Nokes likely is a familiar name for many who have attended the AAFP’s National Conference of Family Medicine Residents and Medical Students where he has been a regular presenter for several years on topics related to caring for underserved communities and residency interviewing.
The popular Do’s and Don’ts of Residency Interviewing session has become a staple of the summer event in Kansas City, Mo. With medical students preparing to dive into this interview season, a recorded version of the session from the 2022 National Conference as well as a session focused more broadly on what to do (and what not to do) before and after an interview are available to AAFP members online. (Student membership in the Academy is free.)
Nokes hopes the interviewing session will give students a sense of comfort with the process and help them understand it’s a two-way street.
“It’s really about finding a place that fits right for you,” he said. “You are interviewing a program as much as a program is interviewing you. You are not powerless in the process.
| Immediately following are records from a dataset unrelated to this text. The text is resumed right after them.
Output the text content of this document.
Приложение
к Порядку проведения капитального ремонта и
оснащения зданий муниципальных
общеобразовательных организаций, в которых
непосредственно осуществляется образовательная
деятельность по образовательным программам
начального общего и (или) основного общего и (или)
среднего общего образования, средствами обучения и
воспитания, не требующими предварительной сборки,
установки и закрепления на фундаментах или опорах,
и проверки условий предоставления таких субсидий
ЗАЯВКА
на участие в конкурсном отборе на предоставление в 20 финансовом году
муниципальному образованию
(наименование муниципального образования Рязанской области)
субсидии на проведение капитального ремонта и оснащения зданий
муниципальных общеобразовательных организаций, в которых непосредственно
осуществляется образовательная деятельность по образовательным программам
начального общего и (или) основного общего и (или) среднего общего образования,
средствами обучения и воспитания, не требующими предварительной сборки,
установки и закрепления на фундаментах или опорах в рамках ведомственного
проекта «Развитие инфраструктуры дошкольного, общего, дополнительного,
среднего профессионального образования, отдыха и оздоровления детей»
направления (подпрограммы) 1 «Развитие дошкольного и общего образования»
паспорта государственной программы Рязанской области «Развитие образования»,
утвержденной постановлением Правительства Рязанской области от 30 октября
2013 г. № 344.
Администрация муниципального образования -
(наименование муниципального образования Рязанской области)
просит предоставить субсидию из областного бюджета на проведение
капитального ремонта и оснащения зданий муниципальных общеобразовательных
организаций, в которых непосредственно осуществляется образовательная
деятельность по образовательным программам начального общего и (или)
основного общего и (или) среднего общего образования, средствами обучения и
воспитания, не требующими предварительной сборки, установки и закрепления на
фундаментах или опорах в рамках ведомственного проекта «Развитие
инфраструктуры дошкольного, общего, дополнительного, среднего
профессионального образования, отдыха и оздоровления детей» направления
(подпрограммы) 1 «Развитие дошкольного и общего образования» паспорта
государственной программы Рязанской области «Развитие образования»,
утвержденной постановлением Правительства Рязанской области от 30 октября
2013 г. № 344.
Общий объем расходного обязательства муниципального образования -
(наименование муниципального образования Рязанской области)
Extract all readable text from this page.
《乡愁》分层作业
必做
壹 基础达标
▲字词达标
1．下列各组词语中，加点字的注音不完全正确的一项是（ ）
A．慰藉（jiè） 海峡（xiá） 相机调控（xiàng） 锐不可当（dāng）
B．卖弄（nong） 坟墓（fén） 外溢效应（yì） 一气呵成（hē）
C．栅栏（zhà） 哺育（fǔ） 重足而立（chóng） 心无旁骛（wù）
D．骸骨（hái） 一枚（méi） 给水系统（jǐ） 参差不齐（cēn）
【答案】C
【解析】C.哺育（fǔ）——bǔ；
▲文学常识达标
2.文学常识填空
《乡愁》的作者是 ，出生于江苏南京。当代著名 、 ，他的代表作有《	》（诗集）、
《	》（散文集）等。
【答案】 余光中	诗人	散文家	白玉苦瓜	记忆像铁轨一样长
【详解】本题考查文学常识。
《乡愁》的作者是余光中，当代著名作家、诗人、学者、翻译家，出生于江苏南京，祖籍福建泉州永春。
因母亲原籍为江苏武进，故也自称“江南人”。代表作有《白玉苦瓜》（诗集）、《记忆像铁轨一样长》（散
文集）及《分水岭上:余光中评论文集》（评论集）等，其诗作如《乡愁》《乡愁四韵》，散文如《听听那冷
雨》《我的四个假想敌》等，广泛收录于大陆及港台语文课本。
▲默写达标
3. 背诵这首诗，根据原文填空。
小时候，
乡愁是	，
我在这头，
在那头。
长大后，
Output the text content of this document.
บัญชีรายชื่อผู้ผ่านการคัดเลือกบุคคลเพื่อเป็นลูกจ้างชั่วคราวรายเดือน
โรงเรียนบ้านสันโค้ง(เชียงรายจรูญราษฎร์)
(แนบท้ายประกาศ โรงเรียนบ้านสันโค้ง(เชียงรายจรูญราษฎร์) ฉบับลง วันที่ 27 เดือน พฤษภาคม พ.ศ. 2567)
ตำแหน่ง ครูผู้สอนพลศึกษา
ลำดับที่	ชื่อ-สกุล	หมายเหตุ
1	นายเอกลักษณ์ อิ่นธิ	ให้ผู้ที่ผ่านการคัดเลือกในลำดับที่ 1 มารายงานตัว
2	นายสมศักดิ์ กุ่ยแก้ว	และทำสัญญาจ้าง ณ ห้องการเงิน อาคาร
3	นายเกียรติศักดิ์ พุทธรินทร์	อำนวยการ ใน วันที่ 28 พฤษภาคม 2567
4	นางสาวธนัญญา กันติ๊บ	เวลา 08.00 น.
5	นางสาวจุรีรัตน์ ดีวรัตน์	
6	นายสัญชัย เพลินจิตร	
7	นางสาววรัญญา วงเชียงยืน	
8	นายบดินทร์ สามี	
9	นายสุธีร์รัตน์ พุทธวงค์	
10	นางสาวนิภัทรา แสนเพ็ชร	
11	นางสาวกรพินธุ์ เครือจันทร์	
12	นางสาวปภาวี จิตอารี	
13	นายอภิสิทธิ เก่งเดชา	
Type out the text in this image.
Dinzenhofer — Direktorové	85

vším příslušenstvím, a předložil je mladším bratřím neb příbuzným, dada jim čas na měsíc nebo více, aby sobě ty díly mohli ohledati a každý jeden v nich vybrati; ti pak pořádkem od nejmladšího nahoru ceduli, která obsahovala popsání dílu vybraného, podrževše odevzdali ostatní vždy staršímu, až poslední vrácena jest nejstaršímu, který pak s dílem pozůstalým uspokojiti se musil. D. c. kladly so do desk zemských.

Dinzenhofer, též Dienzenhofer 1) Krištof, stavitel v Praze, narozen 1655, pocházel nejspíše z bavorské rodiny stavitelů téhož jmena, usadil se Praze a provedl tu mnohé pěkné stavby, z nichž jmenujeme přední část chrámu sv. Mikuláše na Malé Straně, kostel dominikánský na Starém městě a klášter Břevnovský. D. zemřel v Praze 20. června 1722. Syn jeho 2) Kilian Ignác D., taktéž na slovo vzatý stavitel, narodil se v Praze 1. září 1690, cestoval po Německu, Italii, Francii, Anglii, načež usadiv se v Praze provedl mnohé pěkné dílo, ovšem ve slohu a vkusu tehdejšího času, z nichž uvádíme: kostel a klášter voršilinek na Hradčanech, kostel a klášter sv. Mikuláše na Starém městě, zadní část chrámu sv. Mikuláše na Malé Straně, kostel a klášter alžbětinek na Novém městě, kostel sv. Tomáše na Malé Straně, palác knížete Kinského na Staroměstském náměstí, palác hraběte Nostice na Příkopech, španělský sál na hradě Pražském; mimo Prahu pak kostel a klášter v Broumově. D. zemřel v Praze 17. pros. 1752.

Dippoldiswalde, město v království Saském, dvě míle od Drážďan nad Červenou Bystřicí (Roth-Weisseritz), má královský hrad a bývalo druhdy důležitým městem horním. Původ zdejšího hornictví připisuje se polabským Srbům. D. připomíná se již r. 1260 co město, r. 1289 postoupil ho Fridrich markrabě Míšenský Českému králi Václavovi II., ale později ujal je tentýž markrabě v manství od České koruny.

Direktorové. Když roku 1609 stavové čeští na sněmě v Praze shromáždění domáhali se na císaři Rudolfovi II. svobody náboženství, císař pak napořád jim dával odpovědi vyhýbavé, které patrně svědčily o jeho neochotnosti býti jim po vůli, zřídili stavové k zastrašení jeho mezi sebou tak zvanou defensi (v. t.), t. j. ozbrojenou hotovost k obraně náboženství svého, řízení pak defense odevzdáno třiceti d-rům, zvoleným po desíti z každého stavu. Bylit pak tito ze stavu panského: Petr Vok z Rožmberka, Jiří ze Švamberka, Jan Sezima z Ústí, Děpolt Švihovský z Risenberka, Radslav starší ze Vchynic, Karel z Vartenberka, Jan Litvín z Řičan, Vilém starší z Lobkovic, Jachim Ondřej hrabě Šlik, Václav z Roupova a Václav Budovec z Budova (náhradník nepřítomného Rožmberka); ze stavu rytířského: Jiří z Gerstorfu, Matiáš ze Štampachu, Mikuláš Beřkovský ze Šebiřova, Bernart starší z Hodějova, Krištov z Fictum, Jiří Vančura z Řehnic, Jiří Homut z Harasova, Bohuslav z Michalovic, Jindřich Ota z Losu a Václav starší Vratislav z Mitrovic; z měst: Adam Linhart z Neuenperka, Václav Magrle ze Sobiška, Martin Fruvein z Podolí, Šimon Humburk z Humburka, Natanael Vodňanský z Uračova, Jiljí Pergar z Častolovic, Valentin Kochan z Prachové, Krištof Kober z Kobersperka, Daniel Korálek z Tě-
You’re an active participant and have agency through all of it.”
The interviewing session also aims to help applicants navigate difficult questions and give them insights about questions to ask.
“I tell medical students that I think interviewing can be a really enjoyable experience,” he said. “Certainly there’s a stress level, and there’s a lot that goes into it. But getting to meet great family doctors who are doing work you are passionate about, who may have shared interests, and who you can learn from and develop contacts — whether you end up in that particular program or not — it’s a nice opportunity to meet people and learn about what they’re doing because often they’re doing things that get you excited and interested.”